After you’ve been told this, in Austin allergies are, it’s not in the brochure, but if you live in the hill country, there’s allergies. So, every time I breathe different, I’m like, “This is it. It’s changing.” But then I’ll go in. I’ve had a couple of right heart caths. And they still say everything’s improving. My doctor tells me that my numbers don’t match me. I mean, like he expects to see a much sicker person than what he sees when he looks at me. And I’m like, “Let’s keep it that way.”
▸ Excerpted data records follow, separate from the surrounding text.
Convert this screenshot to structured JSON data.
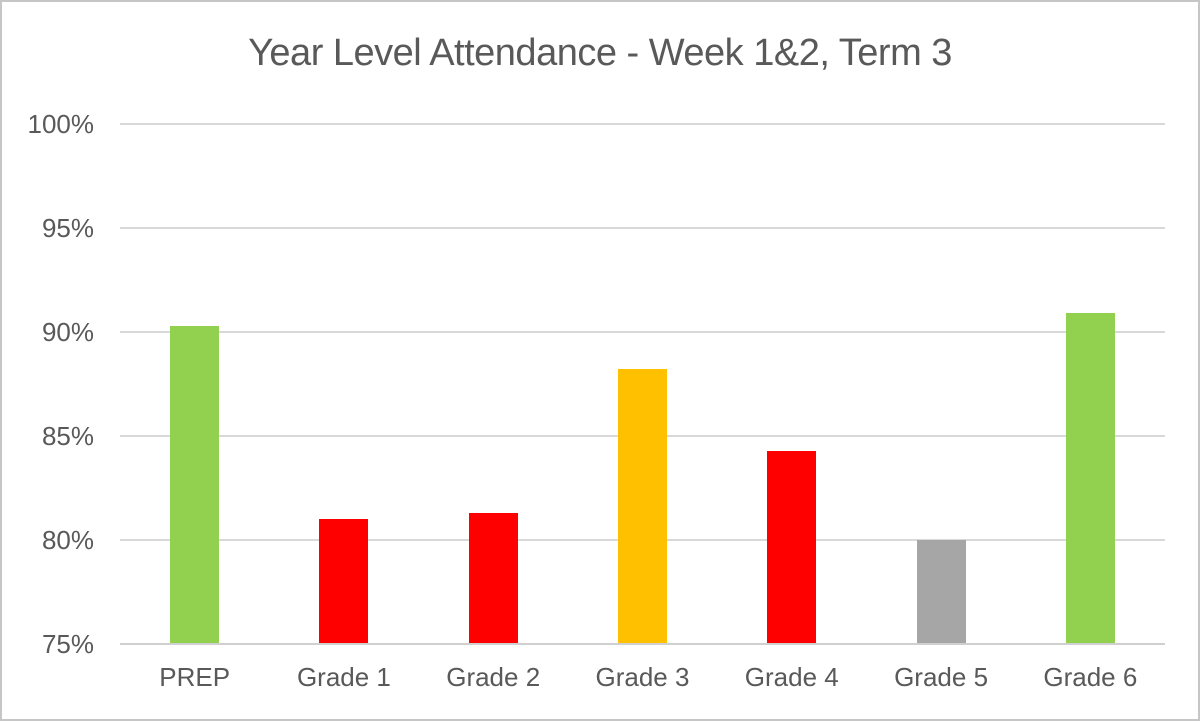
{
  "chart_data": {
    "type": "bar",
    "title": "Year Level Attendance - Week 1&2, Term 3",
    "categories": [
      "PREP",
      "Grade 1",
      "Grade 2",
      "Grade 3",
      "Grade 4",
      "Grade 5",
      "Grade 6"
    ],
    "values": [
      90.3,
      81.0,
      81.3,
      88.2,
      84.3,
      80.0,
      90.9
    ],
    "bar_colors": [
      "#92D050",
      "#FF0000",
      "#FF0000",
      "#FFC000",
      "#FF0000",
      "#A6A6A6",
      "#92D050"
    ],
    "xlabel": "",
    "ylabel": "",
    "ylim": [
      75,
      100
    ],
    "yticks": [
      75,
      80,
      85,
      90,
      95,
      100
    ],
    "ytick_labels": [
      "75%",
      "80%",
      "85%",
      "90%",
      "95%",
      "100%"
    ],
    "grid": true,
    "legend": false
  },
  "theme": {
    "text_color": "#595959",
    "gridline_color": "#d9d9d9",
    "axis_line_color": "#d0d0d0",
    "frame_border_color": "#c6c6c6",
    "background": "#ffffff"
  }
}
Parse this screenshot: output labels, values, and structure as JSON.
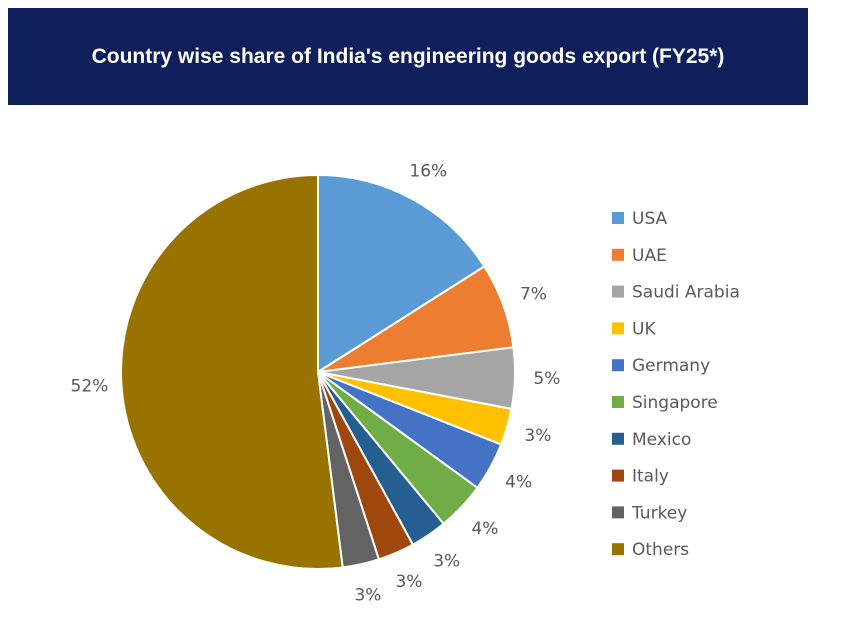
{
  "chart_data": {
    "type": "pie",
    "title": "Country wise share of India's engineering goods export (FY25*)",
    "categories": [
      "USA",
      "UAE",
      "Saudi Arabia",
      "UK",
      "Germany",
      "Singapore",
      "Mexico",
      "Italy",
      "Turkey",
      "Others"
    ],
    "values": [
      16,
      7,
      5,
      3,
      4,
      4,
      3,
      3,
      3,
      52
    ],
    "value_labels": [
      "16%",
      "7%",
      "5%",
      "3%",
      "4%",
      "4%",
      "3%",
      "3%",
      "3%",
      "52%"
    ],
    "colors": [
      "#5b9bd5",
      "#ed7d31",
      "#a5a5a5",
      "#ffc000",
      "#4472c4",
      "#70ad47",
      "#255e91",
      "#9e480e",
      "#636363",
      "#997300"
    ],
    "legend": "right"
  }
}
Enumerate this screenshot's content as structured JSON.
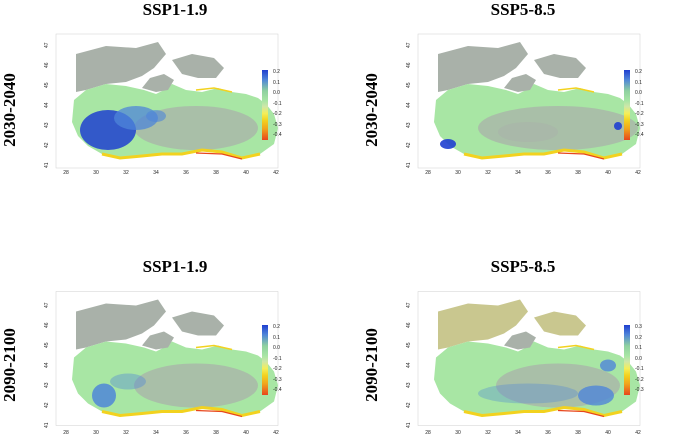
{
  "columns": [
    "SSP1-1.9",
    "SSP5-8.5",
    "SSP1-1.9",
    "SSP5-8.5"
  ],
  "rows": [
    "2030-2040",
    "2030-2040",
    "2090-2100",
    "2090-2100"
  ],
  "x_ticks": [
    "28",
    "30",
    "32",
    "34",
    "36",
    "38",
    "40",
    "42"
  ],
  "y_ticks": [
    "41",
    "42",
    "43",
    "44",
    "45",
    "46",
    "47"
  ],
  "legends": [
    [
      "0.2",
      "0.1",
      "0.0",
      "-0.1",
      "-0.2",
      "-0.3",
      "-0.4"
    ],
    [
      "0.2",
      "0.1",
      "0.0",
      "-0.1",
      "-0.2",
      "-0.3",
      "-0.4"
    ],
    [
      "0.2",
      "0.1",
      "0.0",
      "-0.1",
      "-0.2",
      "-0.3",
      "-0.4"
    ],
    [
      "0.3",
      "0.2",
      "0.1",
      "0.0",
      "-0.1",
      "-0.2",
      "-0.3"
    ]
  ],
  "colors": {
    "land": "#a9b1a9",
    "sea_neutral": "#a8e6a4",
    "negative_low": "#f2d21f",
    "negative_high": "#e8461c",
    "positive_high": "#1f3fd0",
    "positive_mid": "#4f86d8"
  }
}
I think everybody should be aware of it. To me, a pulmonologist and a cardiologist, even though it’s a rare disease, if you have those same complaints for any length of time, they should check it even if they don’t think that’s what it is. So, I think doctors need to be more aware of checking this out. Listen to the patient. I’m not a doctor, but I do know my body and fat, skinny, whatever. I knew something was different and it wasn’t getting better. I don’t know if anything would have changed if they had checked me earlier. I’d have been scared for three more years. I don’t know. But my cardiologist actually, a couple of weeks ago, I do drug testing for testing people that are on drugs, that are trying to get their children back or on probation, that type of drug testing. And so it’s at a clinic, actually at the nurse practitioner that finally ran my test on me.
But he works there two days a week and he actually came up about three weeks ago and said he felt like he owed me an apology, which I thought was nice. It was nice of him to admit it. And hopefully, I think he’s more aware now.
I’m Eileen and I’m aware that I’m rare.